The Campaign (15)
Running Time: 85 min
Directed by: Jay Roach
Starring: Will Ferrell, Zach Galifianakis and Jason Sudeikis
In order to gain influence over their North Carolina district, two CEOs seize an opportunity to oust long-term congressman Cam Brady by putting up a rival candidate. Their man: naive Marty Huggins, director of the local Tourism Center.
Cam Brady (Ferrell) has been a US Congressman for several terms, and with his election looming, it looks like Cam is going to run opposed. That is until the plans of multi-millionaires The Motch Brothers, Wade (Dan Akyroyd) and Glenn (John Lithgow) decide to field a new and more “amenable to their wishes” candidate in the form of simpleton Marty Huggins (Galifianakis).
With the election only a matter of weeks away, both candidates set out their agendas, backed by their election teams.
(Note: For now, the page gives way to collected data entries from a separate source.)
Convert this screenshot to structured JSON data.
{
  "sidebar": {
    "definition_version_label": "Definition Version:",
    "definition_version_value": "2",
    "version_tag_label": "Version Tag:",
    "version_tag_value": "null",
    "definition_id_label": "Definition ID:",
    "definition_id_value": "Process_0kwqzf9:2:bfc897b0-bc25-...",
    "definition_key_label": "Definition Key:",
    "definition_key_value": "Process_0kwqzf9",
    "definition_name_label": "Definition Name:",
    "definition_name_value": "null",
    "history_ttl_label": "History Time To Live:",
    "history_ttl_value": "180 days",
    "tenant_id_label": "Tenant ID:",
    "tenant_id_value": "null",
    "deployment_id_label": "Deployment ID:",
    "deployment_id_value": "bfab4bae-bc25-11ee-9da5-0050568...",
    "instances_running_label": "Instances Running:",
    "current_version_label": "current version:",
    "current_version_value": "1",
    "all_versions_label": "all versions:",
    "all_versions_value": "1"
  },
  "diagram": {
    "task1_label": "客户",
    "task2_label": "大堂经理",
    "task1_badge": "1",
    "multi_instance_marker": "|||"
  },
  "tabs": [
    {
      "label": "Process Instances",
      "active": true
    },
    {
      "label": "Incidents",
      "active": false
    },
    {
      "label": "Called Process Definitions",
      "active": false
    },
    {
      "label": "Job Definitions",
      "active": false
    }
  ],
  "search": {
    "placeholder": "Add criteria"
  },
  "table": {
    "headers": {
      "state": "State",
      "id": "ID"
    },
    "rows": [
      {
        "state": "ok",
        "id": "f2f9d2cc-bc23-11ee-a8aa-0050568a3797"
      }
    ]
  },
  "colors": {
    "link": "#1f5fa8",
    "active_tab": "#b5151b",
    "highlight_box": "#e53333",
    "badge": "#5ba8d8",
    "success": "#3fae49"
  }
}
However, what starts out as friendly rivalry quickly degenerates into a campaign that will have both parties reaching the very depths of desperation to score points. But who will win this vital seat?
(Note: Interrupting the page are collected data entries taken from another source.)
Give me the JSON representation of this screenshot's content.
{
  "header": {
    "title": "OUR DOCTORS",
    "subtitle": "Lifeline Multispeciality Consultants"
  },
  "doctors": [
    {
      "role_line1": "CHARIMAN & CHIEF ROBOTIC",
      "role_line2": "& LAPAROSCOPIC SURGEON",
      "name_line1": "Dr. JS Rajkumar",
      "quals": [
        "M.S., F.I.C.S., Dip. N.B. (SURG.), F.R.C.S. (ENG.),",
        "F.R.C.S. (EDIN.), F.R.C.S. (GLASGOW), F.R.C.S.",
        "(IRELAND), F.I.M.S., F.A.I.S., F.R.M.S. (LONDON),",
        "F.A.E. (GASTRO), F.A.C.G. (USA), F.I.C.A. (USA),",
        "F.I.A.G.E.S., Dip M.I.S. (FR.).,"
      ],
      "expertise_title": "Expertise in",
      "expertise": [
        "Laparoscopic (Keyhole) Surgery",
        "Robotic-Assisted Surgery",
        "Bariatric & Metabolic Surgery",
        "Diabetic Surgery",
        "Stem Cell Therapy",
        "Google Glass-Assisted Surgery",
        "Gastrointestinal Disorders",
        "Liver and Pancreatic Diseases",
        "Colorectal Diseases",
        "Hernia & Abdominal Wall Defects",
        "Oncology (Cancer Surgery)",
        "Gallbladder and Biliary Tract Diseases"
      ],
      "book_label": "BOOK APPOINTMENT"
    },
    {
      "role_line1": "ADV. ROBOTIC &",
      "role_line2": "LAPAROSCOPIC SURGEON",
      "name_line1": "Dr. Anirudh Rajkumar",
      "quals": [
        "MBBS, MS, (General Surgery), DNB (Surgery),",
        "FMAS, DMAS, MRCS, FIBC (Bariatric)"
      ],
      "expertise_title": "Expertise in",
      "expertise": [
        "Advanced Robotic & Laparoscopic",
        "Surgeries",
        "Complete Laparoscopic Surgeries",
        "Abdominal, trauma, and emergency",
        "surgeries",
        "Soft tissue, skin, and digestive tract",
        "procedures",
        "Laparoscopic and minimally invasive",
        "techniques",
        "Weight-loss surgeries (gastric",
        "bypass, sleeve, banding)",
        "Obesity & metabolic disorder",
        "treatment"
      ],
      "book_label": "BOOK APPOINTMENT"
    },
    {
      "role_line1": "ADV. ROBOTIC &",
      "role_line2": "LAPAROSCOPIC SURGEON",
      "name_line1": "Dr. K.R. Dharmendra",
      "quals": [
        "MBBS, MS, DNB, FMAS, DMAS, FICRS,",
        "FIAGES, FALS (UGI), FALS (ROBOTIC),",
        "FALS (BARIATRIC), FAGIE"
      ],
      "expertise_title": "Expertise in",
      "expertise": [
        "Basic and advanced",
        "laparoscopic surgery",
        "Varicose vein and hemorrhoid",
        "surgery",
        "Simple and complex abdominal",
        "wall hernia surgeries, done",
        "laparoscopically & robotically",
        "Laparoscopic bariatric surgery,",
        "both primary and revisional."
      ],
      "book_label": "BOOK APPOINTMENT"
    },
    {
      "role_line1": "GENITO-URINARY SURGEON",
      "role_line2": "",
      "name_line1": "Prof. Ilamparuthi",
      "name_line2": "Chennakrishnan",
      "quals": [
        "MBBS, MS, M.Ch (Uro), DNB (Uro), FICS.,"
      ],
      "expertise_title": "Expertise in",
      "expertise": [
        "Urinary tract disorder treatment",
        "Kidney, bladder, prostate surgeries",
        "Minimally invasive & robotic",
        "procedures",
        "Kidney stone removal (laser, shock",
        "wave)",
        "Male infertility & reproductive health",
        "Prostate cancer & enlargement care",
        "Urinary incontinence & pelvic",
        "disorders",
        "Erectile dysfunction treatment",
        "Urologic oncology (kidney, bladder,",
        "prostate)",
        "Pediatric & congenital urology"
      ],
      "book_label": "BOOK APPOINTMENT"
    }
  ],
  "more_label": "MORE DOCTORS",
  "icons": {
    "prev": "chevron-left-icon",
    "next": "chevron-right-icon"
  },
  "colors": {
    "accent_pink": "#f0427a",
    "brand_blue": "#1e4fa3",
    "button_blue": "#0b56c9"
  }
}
The Campaign is an extremely crude, rude and side-splittingly funny piece of satire that lifts the lid on election campaigning and shows you just how far someone will go to hold on to a seat of power.
Will Ferrell is back on top form with this his portrayal as an open family man who clearly has his eyes (and other parts) on anything thing with a pulse and legs. There is barely a scene that goes by where he is not either spouting a terrific insult or, worse, literally attacking somebody!
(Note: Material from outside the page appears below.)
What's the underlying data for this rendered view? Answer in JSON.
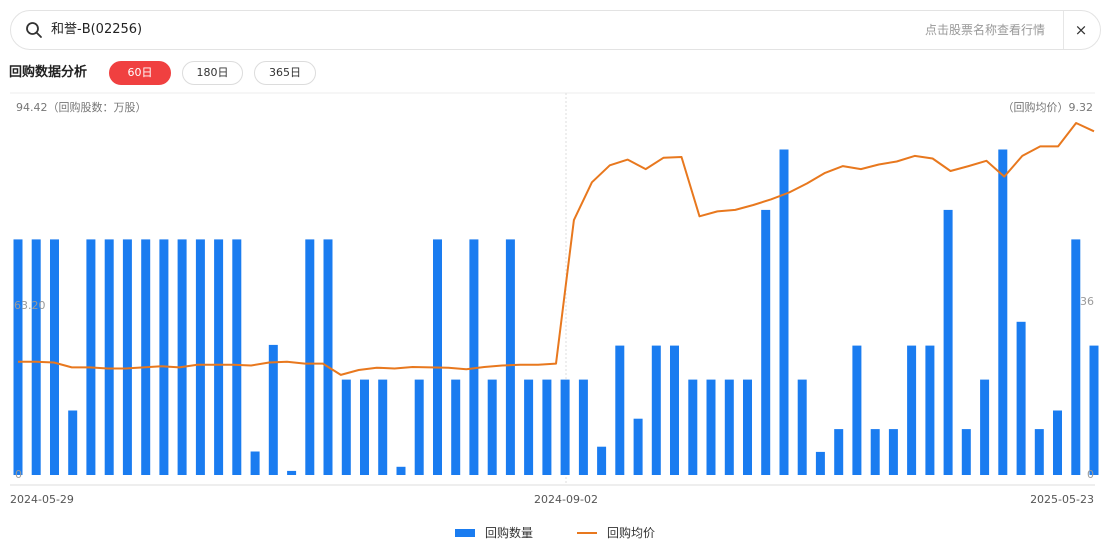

The flip side to this is Zach Galifianakis as the very humble and truly fish-out-of-water Marty Huggins.
Galifianakis clearly disgards his more memorable role in The Hangover films for a part that really challenges his comedy performance and timing. He is superb in the transformation from a simple family man, content with what he has, to a mean political fighting machine that, when he is not kissing babies, he would easily steal their lollypops!
The main cast is supported by the evil scheming Motch Brothers, who must surely be related to Randolph and Mortimer Duke for their underhandedness. Added to this mixture of great characters backed by great performances is Brian Cox. He practically steals every scene he is in as Marty Huggins’ father.
The Campaign is so full of great put-downs and shameless acts of media-grabbing attention that it is impossible not to like it. Director Jay Roach (Austin Powers trilogy) has clearly studied elections and captured the media circus that follows candidates perfctly.
Though the film has a fairly short running time, like a visit from a would be politician canvassing for your vote, it knows exactly when to leave and not to outstay its welcome. This is the perfect remedy to laugh away the autumn blues.